Peck ready for new challenges at Purdue
At the age of 16, Lily Peck was put on an airplane headed for Los Angeles, California, to participate in a three-week cross-country bicycle ride that ended in Bloomington, Indiana.
So beginning an educational track to become a genetic researcher with the goal of curing pediatric cancer does not seem so daunting for Shelbyville High School’s valedictorian.
Peck intertwined details of one particularly long leg of that 2017 ride into her commencement speech Saturday at William L. Garrett Gymnasium. But there was so much more to that trip, and the one she completed in 2018 and the one she is about to embark on later this month.
“There are so many things I’ve learned over the course of the trip,” said Peck. “When I first went on it I was 16 and I had never been away from my parents that long and never really lived on my own. So going away with strangers for a three-week long trip was awesome.”
Peck was Shelbyville’s No. 1 ranked student academically since 8th grade. She’s been riding competitively in different disciplines even longer.
“I started cycling in sixth grade and I first started racing at the end of sixth grade,” she explained.
Peck competes in road races, mountain bike events and cyclo-cross. Her father, Ty, was a competitive racer for years and his only child was typically there to assist with preparations and watch. And when he decided to step back from racing, Lily saw an opportunity to step up.
“Being the annoying child that I was, I said I will start racing now. We’re not done with this yet,” she said.
On May 1, 2013, Peck won her first mountain bike race, although she admitted she had no idea she had crossed the finish line. The date sticks in her head because it was her mom’s birthday.
“We made my mom, on her birthday, come to this poor mountain bike race in the middle of nowhere,” said Peck. “There were only two or three other girls in the race. I remember coming to the finish line and I had no clue how the race worked so I was like, ‘Am I done yet or do I do another lap?’”
Peck found she had natural talent for racing and combined it with an unrelenting pursuit of not being labeled “good for a girl.” She has risen to the highest level of racing just short of being a professional, and is a certified professional in cyclo-cross, a unique sport that is competed on outdoor courses with obstacles that force riders to dismount and carry their bikes to the next part of the course.
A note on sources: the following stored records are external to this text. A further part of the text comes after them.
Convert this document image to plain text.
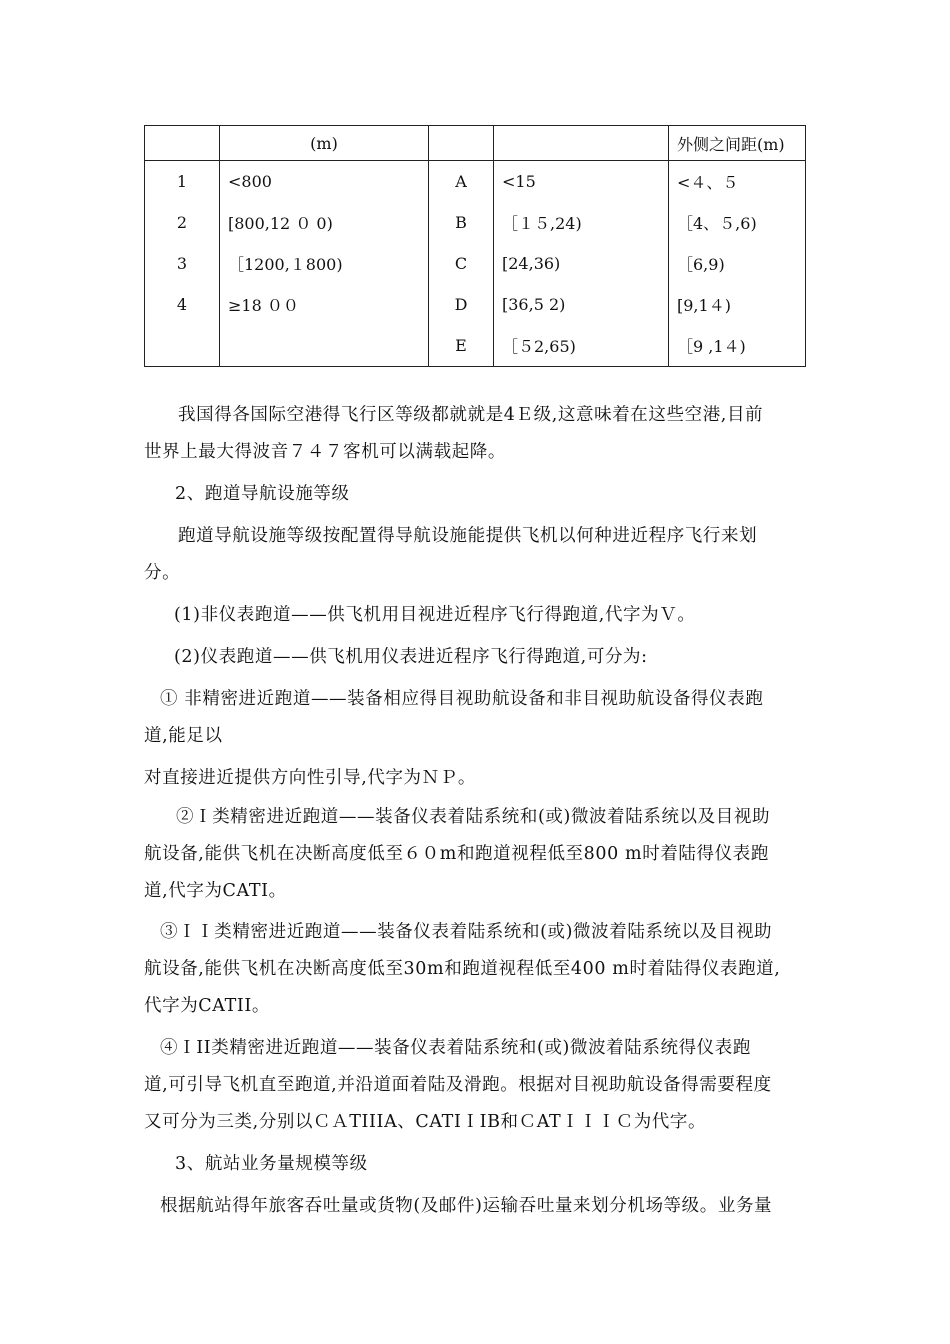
	(m)			外侧之间距(m)
1	<800	A	<15	<４、５
2	[800,12 ０ 0)	B	［１５,24)	［4、５,6)
3	［1200,１800)	C	[24,36)	［6,9)
4	≥18 ００	D	[36,5 2)	[9,1４)
		E	［５2,65)	［9 ,1４)
我国得各国际空港得飞行区等级都就就是4Ｅ级,这意味着在这些空港,目前
世界上最大得波音７４７客机可以满载起降。
2、跑道导航设施等级
跑道导航设施等级按配置得导航设施能提供飞机以何种进近程序飞行来划
分。
(1)非仪表跑道——供飞机用目视进近程序飞行得跑道,代字为Ｖ。
(2)仪表跑道——供飞机用仪表进近程序飞行得跑道,可分为:
① 非精密进近跑道——装备相应得目视助航设备和非目视助航设备得仪表跑
道,能足以
对直接进近提供方向性引导,代字为ＮＰ。
②Ｉ类精密进近跑道——装备仪表着陆系统和(或)微波着陆系统以及目视助
航设备,能供飞机在决断高度低至６０m和跑道视程低至800 m时着陆得仪表跑
道,代字为CATI。
③ＩＩ类精密进近跑道——装备仪表着陆系统和(或)微波着陆系统以及目视助
航设备,能供飞机在决断高度低至30m和跑道视程低至400 m时着陆得仪表跑道,
代字为CATII。
④ＩII类精密进近跑道——装备仪表着陆系统和(或)微波着陆系统得仪表跑
道,可引导飞机直至跑道,并沿道面着陆及滑跑。根据对目视助航设备得需要程度
又可分为三类,分别以ＣＡTIIIA、CATIＩIB和ＣATＩＩＩＣ为代字。
3、航站业务量规模等级
根据航站得年旅客吞吐量或货物(及邮件)运输吞吐量来划分机场等级。业务量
“I’ve got my pro license. I’ve done some pro races. I’m not a pro but I ride with them,” she said.
Peck has competed all over the Ohio Valley Region and ventured further for national competitions. Through her riding, she learned of a cross-country summer ride. Despite missing the 2017 registration deadline, Peck’s father was able to get her into the event. With a bike loaded onto a box truck headed for the West Coast, Ty and Julie Peck trusted their only child to have a great learning experience – and come home safely.
“Because it was so last minute, I knew one person on the trip and I’ve known her for awhile and she didn’t like me that much,” said Peck with a laugh. “Basically, I had no friends on the trip. I flew out to Los Angeles, they threw our bikes at us and basically said, ‘Go ride home.’”
The event was more organized than that. Stages were set up for daily rides with a place to sleep at night already secured.
“We would ride 100 to 150 miles per day. Typically, we would be in groups of 7-8 people. We would ride place to place. We usually slept on church floors in sleeping bags,” she said.
Glamorous it was not. Unforgettable? Most assuredly.
“Monument Valley at sunrise,” responded Peck when asked about her favorite moments of the trip. “That’s one of the moments that was surreal. Right as we hit Monument Valley (in Arizona), the sun starts coming up behind all the rock formations. We were somewhere in the middle of Arizona.”
But, as it turns out, that somewhere was a memorable destination in the middle of nowhere.